Sen. Douglas E. Canton Jr., committee chair, said in a release that the circumstances laid out brought home the need for a comprehensive V.I. mental health plan. He said such a plan should combine "the best of what government and the private sector can offer, with a new responsibility — that when dealing with the problems of mental health, consistency must be the rule of thumb."
Gallows told the senators: "We look at mental health as being something separate from the rest of the community," but in fact "it impacts public safety, it impacts family health, and it impacts all aspects of the community."

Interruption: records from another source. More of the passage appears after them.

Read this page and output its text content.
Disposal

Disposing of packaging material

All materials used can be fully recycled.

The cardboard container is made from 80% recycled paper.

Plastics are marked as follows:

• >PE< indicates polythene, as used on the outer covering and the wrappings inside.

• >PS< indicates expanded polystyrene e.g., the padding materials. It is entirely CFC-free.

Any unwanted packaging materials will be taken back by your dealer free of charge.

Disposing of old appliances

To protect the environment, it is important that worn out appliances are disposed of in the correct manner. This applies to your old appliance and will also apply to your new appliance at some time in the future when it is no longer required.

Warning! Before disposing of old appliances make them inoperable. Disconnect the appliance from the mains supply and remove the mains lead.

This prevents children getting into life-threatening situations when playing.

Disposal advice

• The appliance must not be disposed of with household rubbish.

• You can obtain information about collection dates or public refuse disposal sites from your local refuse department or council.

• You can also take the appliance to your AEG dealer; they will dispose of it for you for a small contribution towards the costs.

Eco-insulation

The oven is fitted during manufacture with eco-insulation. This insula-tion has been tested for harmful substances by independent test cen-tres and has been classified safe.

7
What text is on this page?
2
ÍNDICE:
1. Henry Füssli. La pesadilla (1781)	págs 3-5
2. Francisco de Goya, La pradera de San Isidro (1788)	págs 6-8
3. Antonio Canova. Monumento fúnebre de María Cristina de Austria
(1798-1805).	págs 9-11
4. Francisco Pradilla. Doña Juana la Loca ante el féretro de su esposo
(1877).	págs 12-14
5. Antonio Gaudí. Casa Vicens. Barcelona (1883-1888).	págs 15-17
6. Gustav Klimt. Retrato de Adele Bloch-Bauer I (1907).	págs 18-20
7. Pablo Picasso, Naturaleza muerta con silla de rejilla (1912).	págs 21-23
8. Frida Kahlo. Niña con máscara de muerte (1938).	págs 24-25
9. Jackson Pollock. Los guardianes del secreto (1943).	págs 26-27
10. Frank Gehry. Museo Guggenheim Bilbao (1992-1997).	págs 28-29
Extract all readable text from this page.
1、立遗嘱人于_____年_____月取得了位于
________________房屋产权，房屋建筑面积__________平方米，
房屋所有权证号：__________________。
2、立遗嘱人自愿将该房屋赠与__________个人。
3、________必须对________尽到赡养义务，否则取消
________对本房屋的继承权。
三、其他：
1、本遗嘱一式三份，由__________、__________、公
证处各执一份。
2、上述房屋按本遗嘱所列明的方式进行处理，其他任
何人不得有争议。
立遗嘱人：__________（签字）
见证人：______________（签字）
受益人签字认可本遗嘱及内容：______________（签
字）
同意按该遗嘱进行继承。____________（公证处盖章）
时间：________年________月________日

Canton termed Thursday's hearing "a stepping stone in creating the right atmosphere for the mentally ill." Steps to come, he said, will include "changing and challenging stereotypes of the mentally ill and identifying funding to develop and institute a strategic plan of action that improves the lives of this segment of the population."
Committee members present were Canton and Sens. Norman Jn Baptiste, Luther Renee and Raymond "Usie" Richards. Sens. Lorraine Berry, Adlah "Foncie" Donastorg and Emmett Hansen II were excused.